Diese Bilder stammen vom ersten „Tag der Bundeswehr“, der „Geburtstagsfeier“ der deutschen Armee am 13. Juni. „Sage und schreibe 60 Jahre musste sie auf ihn warten“, heißt es auf der offiziellen Homepage der Bundeswehr. Nun endlich sei es soweit, „der Tag der Bundeswehr feiert seine Premiere und das gleich an 15 Standorten bundesweit“.

Die als Spektakel inszenierten Waffenschauen, Kampf- und Panzervorführungen, Simulationen von Hubschraubereinsätzen und die persönlichen Gespräche mit Soldaten, gepaart mit Unterhaltungsangeboten für Kinder und Familien sind ein zentraler Bestandteil der außenpolitischen Wende, die Anfang letzten Jahres von der Bundesregierung verkündet wurde.

Bereits 2012 hatte Bundespräsident Joachim Gauck in einer Rede an der Führungsakademie der Bundeswehr in Hamburg eine stärkere Rolle des der Armee in der Gesellschaft und mehr öffentliche Diskussionen mit den Militärs gefordert. „Generäle, Offiziere, Bundeswehrsoldaten – zurück in die Mitte unserer Gesellschaft!“, rief er seinem Publikum zu.

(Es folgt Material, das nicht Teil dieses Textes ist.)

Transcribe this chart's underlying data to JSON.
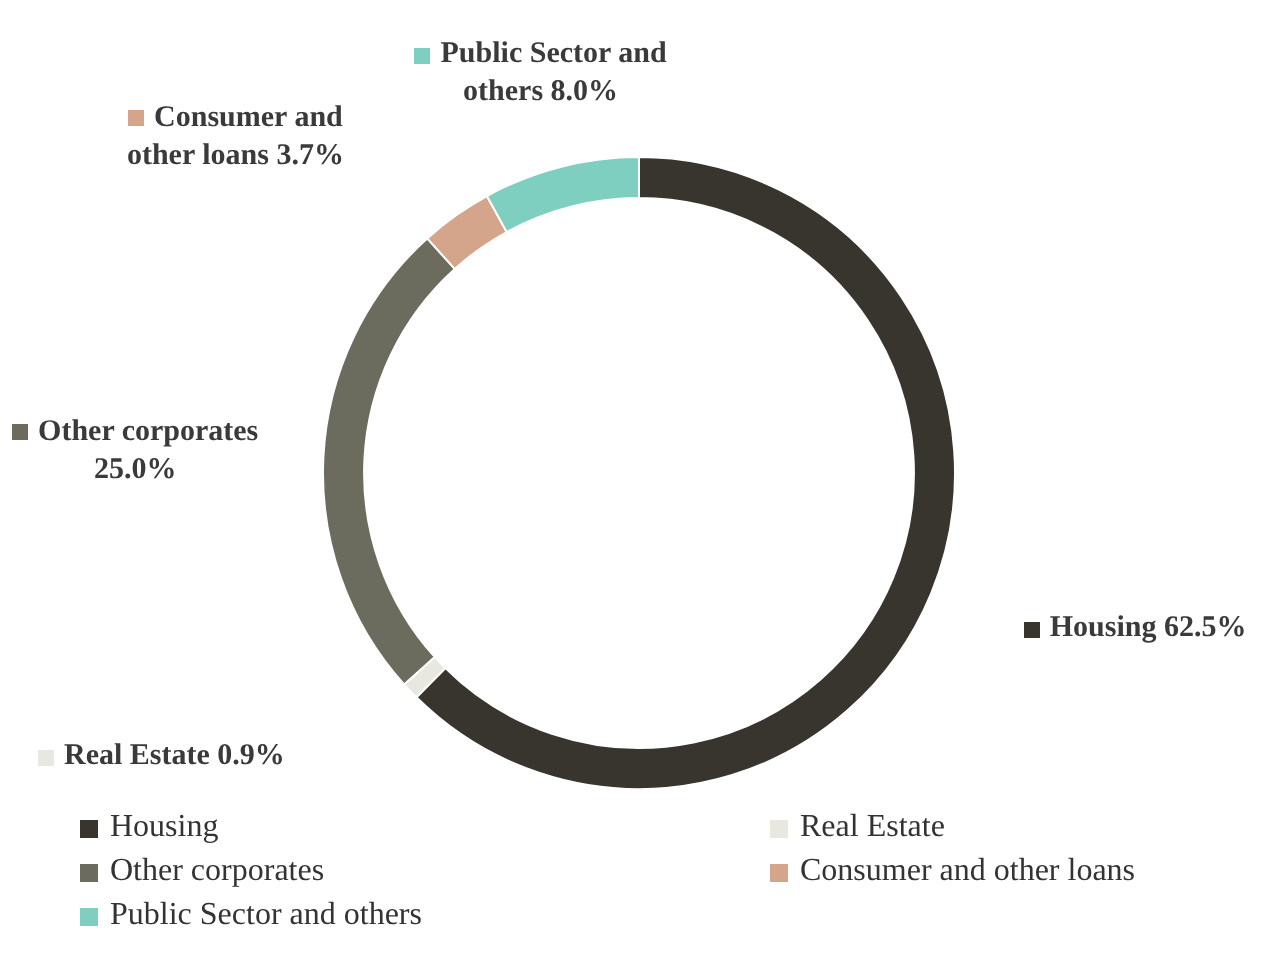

Der Tag der Bundeswehr war nur der vorläufige Höhepunkt einer intensiven und umfassenden Strategie der Armee, junge Menschen für den Dienst an der Waffe zu rekrutieren. Die von Gauck geforderte Verschränkung des militärischen mit dem zivilen Leben erinnert an die dunkelsten Zeiten der deutschen Geschichte. Durch die Militarisierung der ganzen Gesellschaft soll die Bevölkerung wieder an Krieg und Gewalt gewöhnt und auf neue Kriege vorbereitet werden.

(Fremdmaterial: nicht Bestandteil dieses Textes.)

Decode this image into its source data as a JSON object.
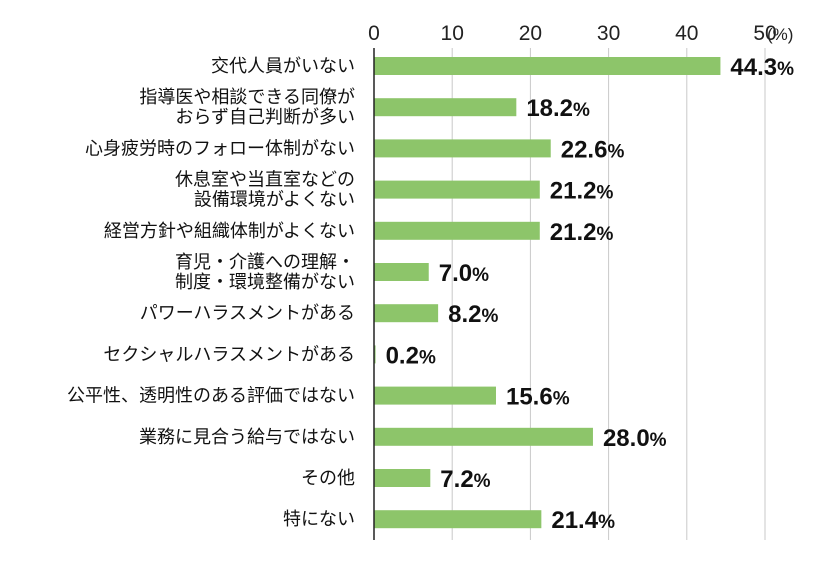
{
  "chart_data": {
    "type": "bar",
    "orientation": "horizontal",
    "title": "",
    "xlabel": "",
    "ylabel": "",
    "unit": "(%)",
    "xlim": [
      0,
      50
    ],
    "xticks": [
      "0",
      "10",
      "20",
      "30",
      "40",
      "50"
    ],
    "grid": true,
    "bar_color": "#8dc56a",
    "grid_color": "#c9c9c9",
    "categories": [
      [
        "交代人員がいない"
      ],
      [
        "指導医や相談できる同僚が",
        "おらず自己判断が多い"
      ],
      [
        "心身疲労時のフォロー体制がない"
      ],
      [
        "休息室や当直室などの",
        "設備環境がよくない"
      ],
      [
        "経営方針や組織体制がよくない"
      ],
      [
        "育児・介護への理解・",
        "制度・環境整備がない"
      ],
      [
        "パワーハラスメントがある"
      ],
      [
        "セクシャルハラスメントがある"
      ],
      [
        "公平性、透明性のある評価ではない"
      ],
      [
        "業務に見合う給与ではない"
      ],
      [
        "その他"
      ],
      [
        "特にない"
      ]
    ],
    "values": [
      44.3,
      18.2,
      22.6,
      21.2,
      21.2,
      7.0,
      8.2,
      0.2,
      15.6,
      28.0,
      7.2,
      21.4
    ],
    "value_labels": [
      "44.3",
      "18.2",
      "22.6",
      "21.2",
      "21.2",
      "7.0",
      "8.2",
      "0.2",
      "15.6",
      "28.0",
      "7.2",
      "21.4"
    ],
    "value_suffix": "%"
  }
}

Bei diesem Vorhaben ist die deutsche Armee mit einer überwältigenden Opposition in der Bevölkerung konfrontiert. Angesichts der historischen Verbrechen des deutschen Imperialismus in zwei Weltkriegen ist die Antikriegsstimmung immens. Die Bundeswehr schafft es nach wie vor nicht, die angestrebten 15.000 bis 20.000 Rekruten jährlich anzuwerben.

Daher investiert die Armee seit 2011 immer höhere Summen in die Nachwuchsgewinnung. Gab sie 2009 „nur“ 3,8 Millionen Euro aus, beträgt die Summe mittlerweile 29,9 Millionen Euro jährlich. Die Tendenz ist steigend. Für 2015 sind bereits 35,5 Millionen Euro eingeplant.

Eine zentrale Aufgabe bei der Rekrutierungsarbeit übernehmen sogenannte Jugendoffiziere und Karriereberater, die das von Verteidigungsministerin Ursula von der Leyen ausgerufene Credo der Bundeswehr, „zu einem der attraktivsten Arbeitgeber in Deutschland“ zu werden, gezielt an junge Menschen herantragen. Der „Tag der Bundeswehr“, der zukünftig jährlich durchgeführt werden soll, ist Teil einer umfassenden Rekrutierungsstrategie an Schulen, auf Jobmessen oder im Internet.

Jugendoffiziere und Karriereberater, die speziell für die Arbeit mit Jugendlichen geschult werden, treten deutschlandweit in Lehreraus- und Fortbildungen und vor Schulklassen auf. Dabei organisieren sie auch Truppenbesuche. Dem Kinderhilfswerk Terre des hommes zufolge werden durch diese Arbeit jedes Jahr 300.000 bis 400.000 Schüler erreicht. Die Armee beeinflusst so direkt die Lehrinhalte an den Schulen. Dies geschehe „mittlerweile flächendeckend in der Bundesrepublik“, erklärte der Bildungsjournalist Armin Himmelrath in einem Radiointerview mit dem SWR im April.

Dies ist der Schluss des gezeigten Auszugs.